Timm50-flox Mouse

TIMM50, also called TIM50, is an essential component of the TIM23 complex in the mitochondrial inner membrane. It is crucial for importing cytosolic proteins with a mitochondrial targeting presequence into the mitochondrial inner compartment, thus playing a vital role in mitochondrial membrane transportation and influencing key aspects of mitochondrial physiology, such as mitochondrial morphology, OXPHOS assembly, and respiratory capacity [1,2,3].
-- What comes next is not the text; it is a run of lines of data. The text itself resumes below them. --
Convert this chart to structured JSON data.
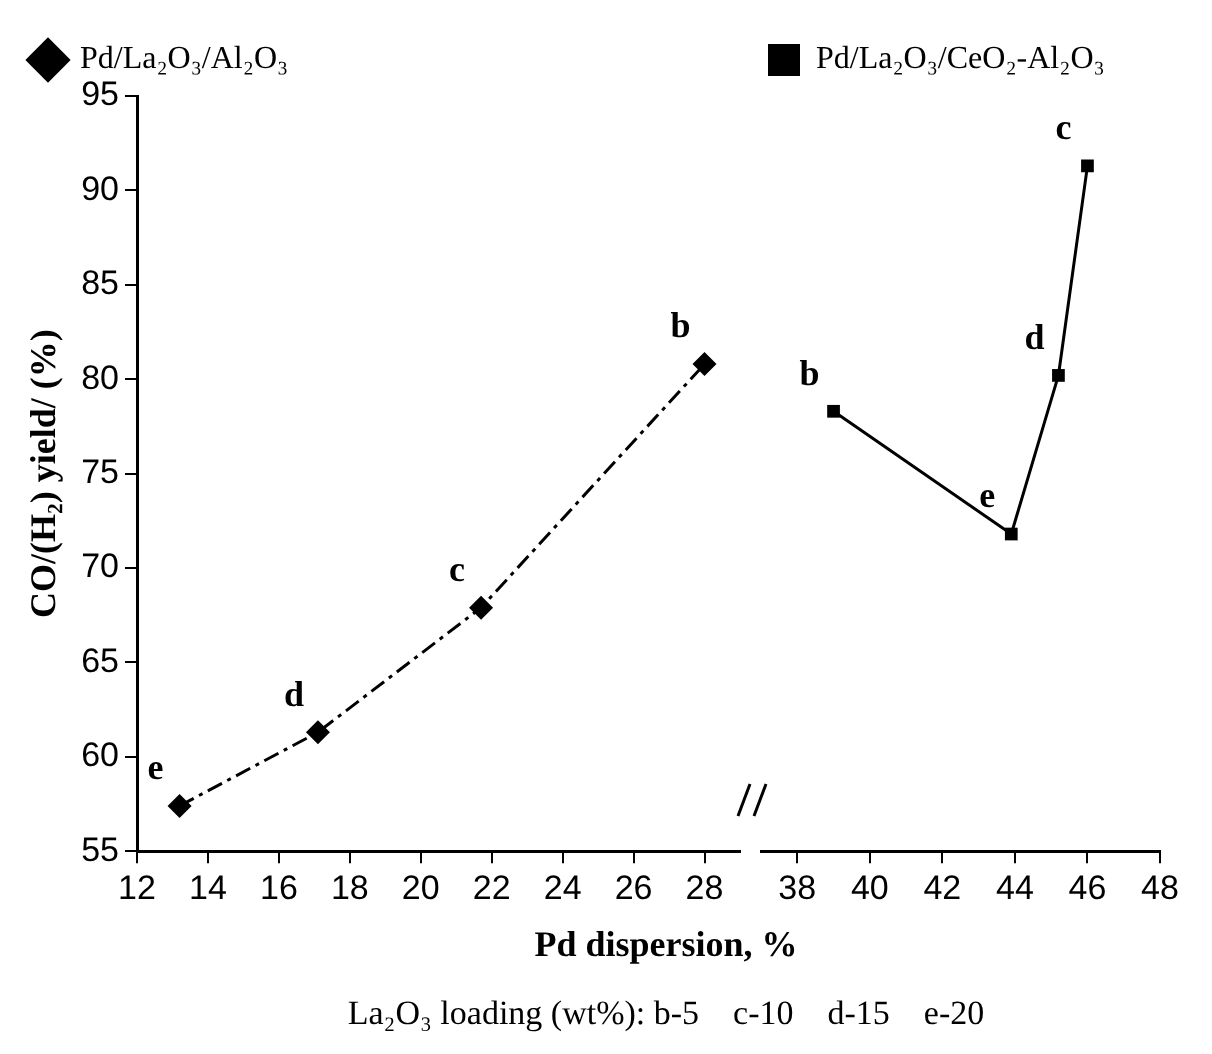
{
  "chart_data": [
    {
      "type": "line",
      "xlabel": "Pd dispersion, %",
      "ylabel": "CO/(H₂) yield/ (%)",
      "xlim": [
        12,
        29
      ],
      "xticks": [
        12,
        14,
        16,
        18,
        20,
        22,
        24,
        26,
        28
      ],
      "ylim": [
        55,
        95
      ],
      "yticks": [
        55,
        60,
        65,
        70,
        75,
        80,
        85,
        90,
        95
      ],
      "grid": false,
      "legend": "top left",
      "series": [
        {
          "name": "Pd/La₂O₃/Al₂O₃",
          "color": "#000000",
          "marker": "diamond",
          "line_style": "dashed",
          "x": [
            13.2,
            17.1,
            21.7,
            28.0
          ],
          "values": [
            57.4,
            61.3,
            67.9,
            80.8
          ]
        }
      ],
      "annotations": [
        {
          "text": "e",
          "x": 13.2,
          "y": 57.4
        },
        {
          "text": "d",
          "x": 17.1,
          "y": 61.3
        },
        {
          "text": "c",
          "x": 21.7,
          "y": 67.9
        },
        {
          "text": "b",
          "x": 28.0,
          "y": 80.8
        },
        "La₂O₃ loading (wt%): b-5    c-10    d-15    e-20"
      ]
    },
    {
      "type": "line",
      "xlim": [
        37,
        48
      ],
      "xticks": [
        38,
        40,
        42,
        44,
        46,
        48
      ],
      "ylim": [
        55,
        95
      ],
      "tick_labels": "x",
      "grid": false,
      "legend": "top left",
      "series": [
        {
          "name": "Pd/La₂O₃/CeO₂-Al₂O₃",
          "color": "#000000",
          "marker": "square",
          "line_style": "solid",
          "x": [
            39.0,
            43.9,
            45.2,
            46.0
          ],
          "values": [
            78.3,
            71.8,
            80.2,
            91.3
          ]
        }
      ],
      "annotations": [
        {
          "text": "b",
          "x": 39.0,
          "y": 78.3
        },
        {
          "text": "e",
          "x": 43.9,
          "y": 71.8
        },
        {
          "text": "d",
          "x": 45.2,
          "y": 80.2
        },
        {
          "text": "c",
          "x": 46.0,
          "y": 91.3
        }
      ]
    }
  ]
}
Mutations in TIMM50 have been found to cause severe mitochondrial dysfunction. In a patient with West syndrome, optic atrophy, neutropenia, cardiomyopathy, Leigh syndrome, and persistent 3-MGA-uria, compound heterozygous mutations in TIMM50 led to reduced TIMM50 protein, severe morphological and ultrastructural mitochondrial defects, decreased levels of OXPHOS complexes and supercomplexes, and reduced maximum respiratory capacity [1]. In an infant patient with rapidly progressive, severe encephalopathy, compound heterozygous pathogenic mutations in TIMM50 caused low levels of TIMM50 and other TIM23 complex components, lower mitochondrial membrane potential, impaired protein import, decreased respiration, and increased ROS production [2]. In a mitochondrial disease patient homozygous for a novel TIMM50 variant, the pathogenic variant reduced the levels and activity of the endogenous TIM23 complex, resulting in a combined OXPHOS defect and changes to mitochondrial ultrastructure [3]. In human fibroblasts and mouse neurons with TIMM50 deficiency, there were declined respiration rates, reduced cellular ATP levels, and defective mitochondrial trafficking in neuronal processes, along with increased electrical activity in mouse neuronal cells, potentially contributing to the patients' epileptic phenotype [4,5]. Downregulation of TIMM50 was also found to be sufficient for triggering senescence through impaired mitochondrial function, while overexpression significantly slowed senescence onset [6].

In conclusion, TIMM50 is essential for mitochondrial function, as demonstrated by various loss-of-function studies. Mutations or downregulation of TIMM50 are associated with severe mitochondrial dysfunction, neurological phenotypes, and cellular senescence. These findings highlight the importance of TIMM50 in maintaining normal mitochondrial function and its potential implications in related diseases.